La malattia che l'Ordine antoniano curava in modo specifico era l'ergotismo
conosciuta nel medioevo con il nome di «fuoco di Sant'Antonio» (soprannome in
seguito attribuito anche all'herpes zoster), molto diffuso tra i poveri
a causa della cattiva alimentazione, prevalentemente a base di cereale che
favoriva l'ingestione di segale cornuta (veniva così chiamata la segale
contaminata da un fungo che provocava l'intossicazione). Gli Antoniani usavano il
grasso di maiale come emolliente per le piaghe provocate dal fuoco di
Sant'Antonio (herpes Zoster).
Fu grazie alla loro opera che nel periodo medievale, il culto di
sant'Antonio si diffuse e fu reso popolare.
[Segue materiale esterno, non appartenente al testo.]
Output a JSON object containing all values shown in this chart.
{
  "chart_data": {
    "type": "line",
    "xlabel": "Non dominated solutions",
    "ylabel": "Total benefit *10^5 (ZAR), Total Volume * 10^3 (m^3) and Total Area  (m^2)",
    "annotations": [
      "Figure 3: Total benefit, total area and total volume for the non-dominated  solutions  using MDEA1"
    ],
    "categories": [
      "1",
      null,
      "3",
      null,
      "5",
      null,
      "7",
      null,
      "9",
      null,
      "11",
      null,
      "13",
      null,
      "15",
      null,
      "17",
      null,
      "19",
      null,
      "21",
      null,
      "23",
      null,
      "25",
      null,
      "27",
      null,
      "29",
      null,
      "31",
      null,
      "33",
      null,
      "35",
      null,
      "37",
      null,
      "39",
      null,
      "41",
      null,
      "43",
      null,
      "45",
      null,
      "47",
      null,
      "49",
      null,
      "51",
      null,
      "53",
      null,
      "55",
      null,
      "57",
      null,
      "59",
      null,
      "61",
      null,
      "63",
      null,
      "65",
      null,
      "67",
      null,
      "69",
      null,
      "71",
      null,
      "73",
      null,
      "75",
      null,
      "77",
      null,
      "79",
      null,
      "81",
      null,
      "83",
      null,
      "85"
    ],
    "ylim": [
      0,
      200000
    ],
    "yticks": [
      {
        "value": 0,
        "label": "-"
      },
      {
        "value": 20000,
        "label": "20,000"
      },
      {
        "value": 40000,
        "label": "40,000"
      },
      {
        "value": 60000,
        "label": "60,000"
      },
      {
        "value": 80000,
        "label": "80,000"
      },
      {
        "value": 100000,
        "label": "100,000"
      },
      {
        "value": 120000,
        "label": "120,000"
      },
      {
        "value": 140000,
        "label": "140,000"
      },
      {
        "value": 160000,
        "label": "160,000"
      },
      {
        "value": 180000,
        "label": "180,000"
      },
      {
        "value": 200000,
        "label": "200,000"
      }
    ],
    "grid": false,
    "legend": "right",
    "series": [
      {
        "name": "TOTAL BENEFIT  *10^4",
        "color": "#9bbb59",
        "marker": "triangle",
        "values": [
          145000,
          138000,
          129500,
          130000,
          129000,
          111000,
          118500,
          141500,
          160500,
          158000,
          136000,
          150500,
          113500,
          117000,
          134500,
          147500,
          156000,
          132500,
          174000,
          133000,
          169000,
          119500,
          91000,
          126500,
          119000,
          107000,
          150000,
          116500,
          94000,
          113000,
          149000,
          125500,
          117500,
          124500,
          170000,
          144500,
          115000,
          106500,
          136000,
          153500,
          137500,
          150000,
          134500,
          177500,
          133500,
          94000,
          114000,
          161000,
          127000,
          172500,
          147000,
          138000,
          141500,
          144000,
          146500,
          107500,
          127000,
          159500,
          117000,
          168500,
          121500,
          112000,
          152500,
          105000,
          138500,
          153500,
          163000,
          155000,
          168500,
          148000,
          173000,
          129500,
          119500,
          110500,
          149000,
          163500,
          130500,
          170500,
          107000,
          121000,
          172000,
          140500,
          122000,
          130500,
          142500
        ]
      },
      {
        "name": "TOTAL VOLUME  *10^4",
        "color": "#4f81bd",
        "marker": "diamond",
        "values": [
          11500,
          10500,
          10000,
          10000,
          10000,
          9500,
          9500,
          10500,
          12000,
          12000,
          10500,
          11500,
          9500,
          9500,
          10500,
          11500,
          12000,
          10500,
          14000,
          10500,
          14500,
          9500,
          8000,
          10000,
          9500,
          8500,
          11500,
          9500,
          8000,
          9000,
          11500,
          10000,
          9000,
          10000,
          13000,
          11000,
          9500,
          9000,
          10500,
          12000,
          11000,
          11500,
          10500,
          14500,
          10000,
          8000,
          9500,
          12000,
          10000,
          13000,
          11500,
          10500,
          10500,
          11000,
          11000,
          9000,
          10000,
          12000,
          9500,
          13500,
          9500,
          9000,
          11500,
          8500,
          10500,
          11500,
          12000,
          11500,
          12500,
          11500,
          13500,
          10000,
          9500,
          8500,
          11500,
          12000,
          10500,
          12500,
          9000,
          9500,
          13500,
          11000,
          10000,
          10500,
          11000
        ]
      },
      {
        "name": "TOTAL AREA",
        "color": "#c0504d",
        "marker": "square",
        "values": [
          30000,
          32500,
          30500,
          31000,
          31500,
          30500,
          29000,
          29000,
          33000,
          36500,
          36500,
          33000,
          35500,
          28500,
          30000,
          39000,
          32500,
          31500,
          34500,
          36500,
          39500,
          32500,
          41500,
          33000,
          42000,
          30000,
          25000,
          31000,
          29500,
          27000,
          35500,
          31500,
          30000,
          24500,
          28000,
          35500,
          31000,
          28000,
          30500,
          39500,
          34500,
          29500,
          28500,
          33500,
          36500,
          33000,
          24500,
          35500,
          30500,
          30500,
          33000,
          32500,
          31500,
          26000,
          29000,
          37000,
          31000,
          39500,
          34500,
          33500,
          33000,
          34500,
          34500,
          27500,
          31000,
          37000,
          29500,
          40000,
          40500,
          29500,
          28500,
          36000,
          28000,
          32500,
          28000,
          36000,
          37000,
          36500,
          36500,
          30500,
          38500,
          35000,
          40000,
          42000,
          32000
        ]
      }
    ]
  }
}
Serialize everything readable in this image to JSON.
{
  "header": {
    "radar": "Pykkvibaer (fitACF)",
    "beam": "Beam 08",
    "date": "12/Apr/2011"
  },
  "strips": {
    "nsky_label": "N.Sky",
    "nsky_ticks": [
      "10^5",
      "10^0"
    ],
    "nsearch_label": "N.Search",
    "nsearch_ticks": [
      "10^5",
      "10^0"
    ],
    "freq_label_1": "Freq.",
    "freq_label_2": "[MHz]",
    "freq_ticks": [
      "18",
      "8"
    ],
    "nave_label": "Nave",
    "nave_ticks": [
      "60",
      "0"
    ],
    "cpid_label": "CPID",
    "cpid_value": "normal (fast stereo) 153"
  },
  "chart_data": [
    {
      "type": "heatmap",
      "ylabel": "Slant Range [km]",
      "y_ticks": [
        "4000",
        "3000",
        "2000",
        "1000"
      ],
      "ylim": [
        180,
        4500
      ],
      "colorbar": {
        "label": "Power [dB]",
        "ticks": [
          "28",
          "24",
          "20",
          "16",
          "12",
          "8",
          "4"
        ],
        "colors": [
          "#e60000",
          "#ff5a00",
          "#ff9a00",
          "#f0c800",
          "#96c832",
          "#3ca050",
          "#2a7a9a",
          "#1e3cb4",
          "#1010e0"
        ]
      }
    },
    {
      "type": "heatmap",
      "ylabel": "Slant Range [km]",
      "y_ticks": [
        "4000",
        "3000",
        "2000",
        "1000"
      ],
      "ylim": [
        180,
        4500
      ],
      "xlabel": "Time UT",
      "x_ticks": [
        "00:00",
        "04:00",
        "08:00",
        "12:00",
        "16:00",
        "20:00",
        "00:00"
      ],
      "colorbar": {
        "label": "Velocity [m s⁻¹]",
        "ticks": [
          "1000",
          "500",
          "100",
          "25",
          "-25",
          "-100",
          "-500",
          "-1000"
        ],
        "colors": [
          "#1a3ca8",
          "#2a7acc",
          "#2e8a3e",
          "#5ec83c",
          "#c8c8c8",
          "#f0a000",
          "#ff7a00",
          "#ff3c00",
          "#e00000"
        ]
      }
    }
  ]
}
Essi ne consacrarono anche l'iconografia
che è giunta fino a noi: un anziano avanti negli anni, con un bastone e un
campanello, che scuote nel suo incedere (proprio come facevano gli Antoniani) e
in compagnia di un maiale, dal quale essi ricavavano il grasso per preparare
emollienti da spalmare sulle piaghe. Il bastone da pellegrino termina spesso con
una croce a forma di tau che gli Antoniani portavano cucita sul loro
abito (thauma in greco antico significa stupore, meraviglia di fronte al
prodigio).
Quando nel XI secolo gli abitanti delle città si lamentavano della
presenza di maiali che pascolavano liberamente nelle vie, i Comuni
s'incaricarono di vietarne la circolazione, fatta sempre salva l'integrità
fisica dei suini «di proprietà degli Antoniani, che ne ricavavano cibo per i
malati, balsami per le piaghe, nonché sostentamento economico»,
infatti per guarire dall’ergotismo bastava mangiare carne anziché segale. Guai
a chi dovesse rubar un maiale, perché il Santo si sarebbe vendicato colpendolo
con la malattia, anziché guarirla.
È interessante notare che anche se non abbiamo tracce dirette della
presenza degli Antoniani qui a Ponte, abbiamo un toponimo, Via Ospedale, che è
vicino a quella che potrebbe essere un passaggio della Via Francigena, a ridosso
di ciò che resta di una Struttura, a noi nota come Abbazia, di origine benedettina
e dedicata ad una Santa, Santa Anastasìa di Sirmio, anch’essa proveniente dal
mondo orientale, una Santa Farmacolìtria, protettrice dalle malattie e
dagli inganni del demonio.
Sant'Anastasia Martire, Farmacolitria,
Icona bizantina del XIV-XV secolo, Museo dell’Ermitage, San Pietroburgo, Russia.